The insurgents have been resilient in the past and doubts persist over whether the regional offensive will prove capable of ending the violence.
Residents of Fotokol, a town in Cameroon but effectively attached to Gamboru, said the rebel onslaught began on Wednesday and there were indications that Boko Haram intended to occupy Gamboru again.
“Boko Haram gunmen returned on motorcycles to Gamboru yesterday (Wednesday)… and shot dead eight people,” said Mudi Dankaka in an account supported by others.
Three more people were killed on Thursday, he added.
About 2,500 Chadian troops withdrew from Nigerian territory last week, with indications they would be redeployed for fresh offensives elsewhere, military sources in northern Cameroon told AFP.
Chadian troops last month escorted residents of Gamboru back into the town from Fotokol across the 300-metre (yard) bridge that forms the border.
One resident described Gamboru as “a ghost town strewn with burnt vehicles, destroyed buildings and emptied homes”.
”Boko Haram are back in Gamboru,” said Fotokol resident Umar Ari on Thursday.
Ari and others noted that Nigerian forces had not been spotted in the area, leaving Gamboru with no security presence since the Chadian withdrawal.
The Gamboru attack came after reports of another atrocity blamed on Boko Haram in Bama.
Dozens of Nigerian women who were forced to marry Boko Haram fighters were reportedly slaughtered by their “husbands” before a battle with troops for control of the town.
Five witnesses who recounted the massacres to AFP said the Islamist militants feared they would be killed by advancing soldiers or separated from their wives when they fled the town.

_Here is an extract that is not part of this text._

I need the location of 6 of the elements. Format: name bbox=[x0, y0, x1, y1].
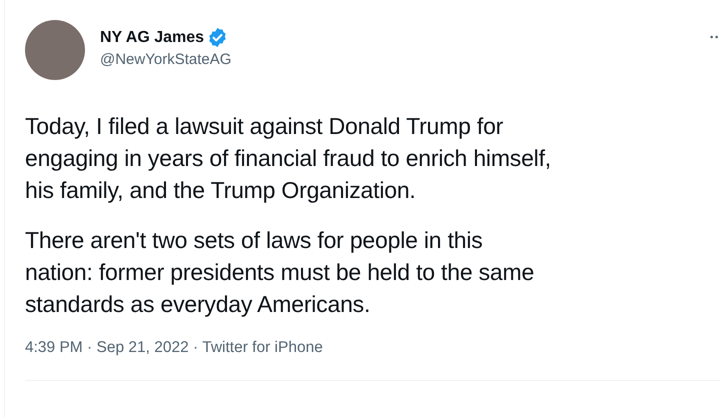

They killed the women to prevent them from subsequently marrying soldiers or other so-called non-believers, they added.
“The terrorists said they will not allow their wives to be married to infidels,” said Sharifatu Bakura, 39, a mother of three.

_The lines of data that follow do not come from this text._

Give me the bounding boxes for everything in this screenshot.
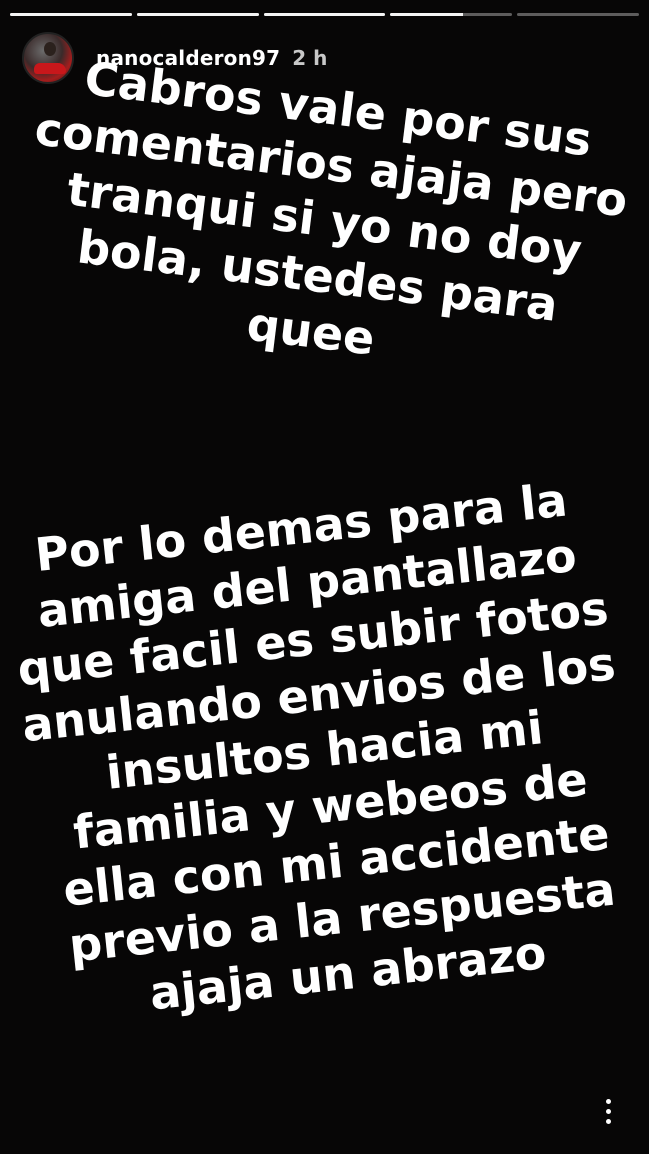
- story-text-block-2: Por lo demas para la amiga del pantallaz…: [0, 465, 649, 1034]
- progress-segment: [136, 13, 259, 16]
- progress-segment: [10, 13, 132, 16]
- progress-segment: [390, 13, 513, 16]
- progress-segment: [263, 13, 386, 16]
- progress-segment: [517, 13, 639, 16]
- timestamp: 2 h: [292, 46, 328, 70]
- story-text-block-1: Cabros vale por sus comentarios ajaja pe…: [0, 41, 649, 398]
- more-vertical-icon[interactable]: [603, 1099, 613, 1124]
- story-progress-bar: [10, 13, 639, 16]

According to Bakura’s account, which was supported by others, Boko Haram fighters received word of a military assault on Bama, formerly an Islamist stronghold in Borno state.
The insurgents had decided to flee to the nearby town of Gwoza before the troops’ arrival but first decided “to kill their wives so that nobody will remarry them”, she said.

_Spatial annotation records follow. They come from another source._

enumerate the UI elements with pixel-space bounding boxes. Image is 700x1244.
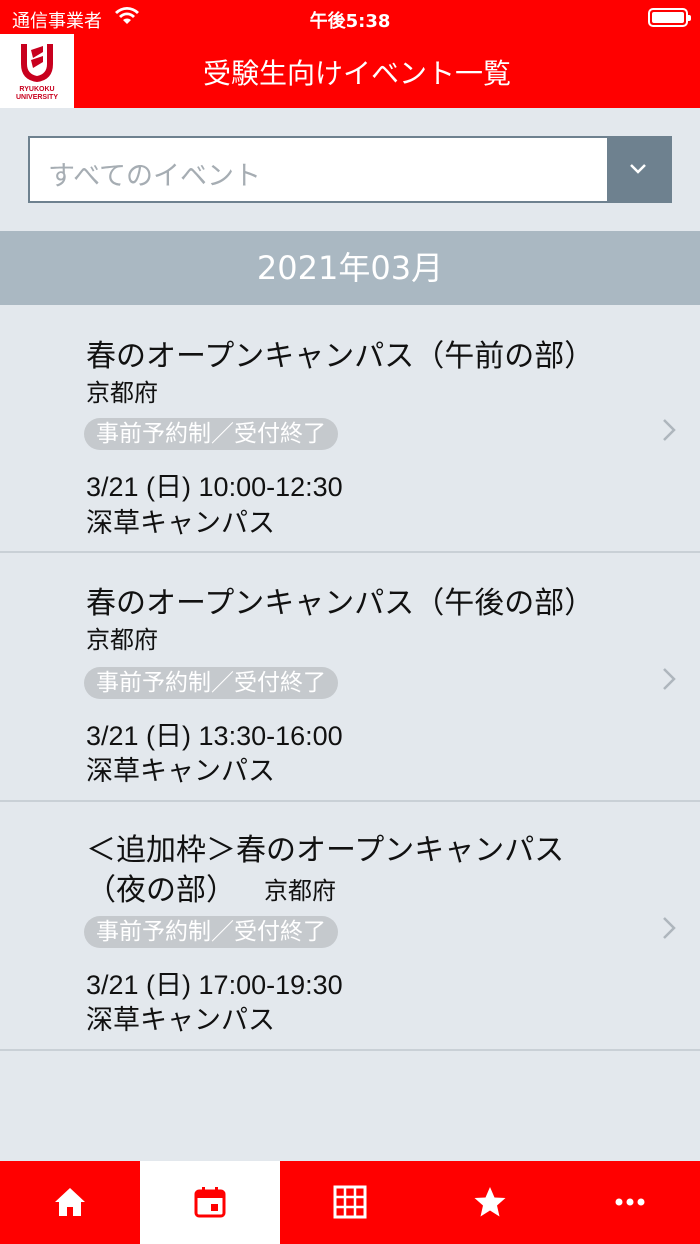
home-icon [55,1188,85,1216]
event-list-item[interactable]: 春のオープンキャンパス（午前の部） 京都府 事前予約制／受付終了 3/21 (日… [0,305,700,553]
tab-home[interactable] [0,1161,140,1244]
tab-more[interactable] [560,1161,700,1244]
star-icon [474,1187,506,1217]
tab-events[interactable] [140,1161,280,1244]
page-title: 受験生向けイベント一覧 [202,57,511,90]
filter-selected-value: すべてのイベント [48,161,262,192]
app-header: 通信事業者 午後5:38 RYUKOKU UNIVERSITY 受験生向けイベン… [0,0,700,108]
tab-grid[interactable] [280,1161,420,1244]
logo-text: RYUKOKU UNIVERSITY [15,86,58,101]
event-title-continued: （夜の部） [86,873,236,908]
battery-icon [648,8,691,27]
university-logo: RYUKOKU UNIVERSITY [0,34,74,108]
month-header: 2021年03月 [0,231,700,305]
filter-dropdown-button[interactable] [607,138,670,201]
calendar-icon [194,1187,226,1218]
tab-favorites[interactable] [420,1161,560,1244]
event-filter-select[interactable]: すべてのイベント [28,136,672,203]
grid-icon [333,1185,367,1219]
chevron-right-icon [663,419,676,441]
status-badge: 事前予約制／受付終了 [84,418,338,450]
status-time: 午後5:38 [309,11,391,32]
event-venue: 深草キャンパス [86,1005,275,1036]
event-prefecture: 京都府 [86,379,158,407]
chevron-right-icon [663,668,676,690]
status-badge: 事前予約制／受付終了 [84,916,338,948]
more-icon [615,1198,645,1206]
event-datetime: 3/21 (日) 13:30-16:00 [86,721,343,751]
logo-emblem-icon [21,44,53,82]
chevron-right-icon [663,917,676,939]
bottom-tab-bar [0,1161,700,1244]
event-title: 春のオープンキャンパス（午後の部） [86,586,595,621]
chevron-down-icon [630,164,646,174]
status-badge: 事前予約制／受付終了 [84,667,338,699]
event-prefecture: 京都府 [86,626,158,654]
event-title: 春のオープンキャンパス（午前の部） [86,339,595,374]
event-datetime: 3/21 (日) 10:00-12:30 [86,472,343,502]
event-venue: 深草キャンパス [86,508,275,539]
event-venue: 深草キャンパス [86,756,275,787]
status-bar: 通信事業者 午後5:38 [0,0,700,34]
event-datetime: 3/21 (日) 17:00-19:30 [86,970,343,1000]
event-list-item[interactable]: ＜追加枠＞春のオープンキャンパス （夜の部） 京都府 事前予約制／受付終了 3/… [0,803,700,1051]
event-prefecture: 京都府 [264,877,336,905]
event-title: ＜追加枠＞春のオープンキャンパス [86,833,565,868]
event-list-item[interactable]: 春のオープンキャンパス（午後の部） 京都府 事前予約制／受付終了 3/21 (日… [0,554,700,802]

Bukara’s husband was killed by the insurgents four months ago but she was spared from a forced marriage because she was visibly pregnant.
Boko Haram forcibly married scores of women in Bama after seizing it in September. Nigeria’s military announced the recapture of the town on Monday.
Witnesses, who were taken under military protection this week to Borno’s capital Maiduguri, 73 kilometres (45 miles) away, said the killing of women began 10 days before Bama was liberated.
The Islamists said “if they kill their wives, they would remain pious until both of them meet again in heaven, where they would re-unite”, said Salma Mahmud, another witness.
A vigilante who fought alongside the military in the battle to retake Bama, Abba Kassim, said he saw “dozens of women corpses” in the town.
While other witnesses reported a similarly high casualty figure the numbers were impossible to verify.
Nigeria’s national security spokesman Mike Omeri told AFP he would try to verify the reports while the military could not immediately be reached for comment.
The Boko Haram conflict has claimed more than 13,000 lives since 2009 and Nigeria’s response to the violence has been widely criticised.
Victories recorded by the four-nation coalition since last month have been applauded but the gains may prove hollow if the Islamists can regroup.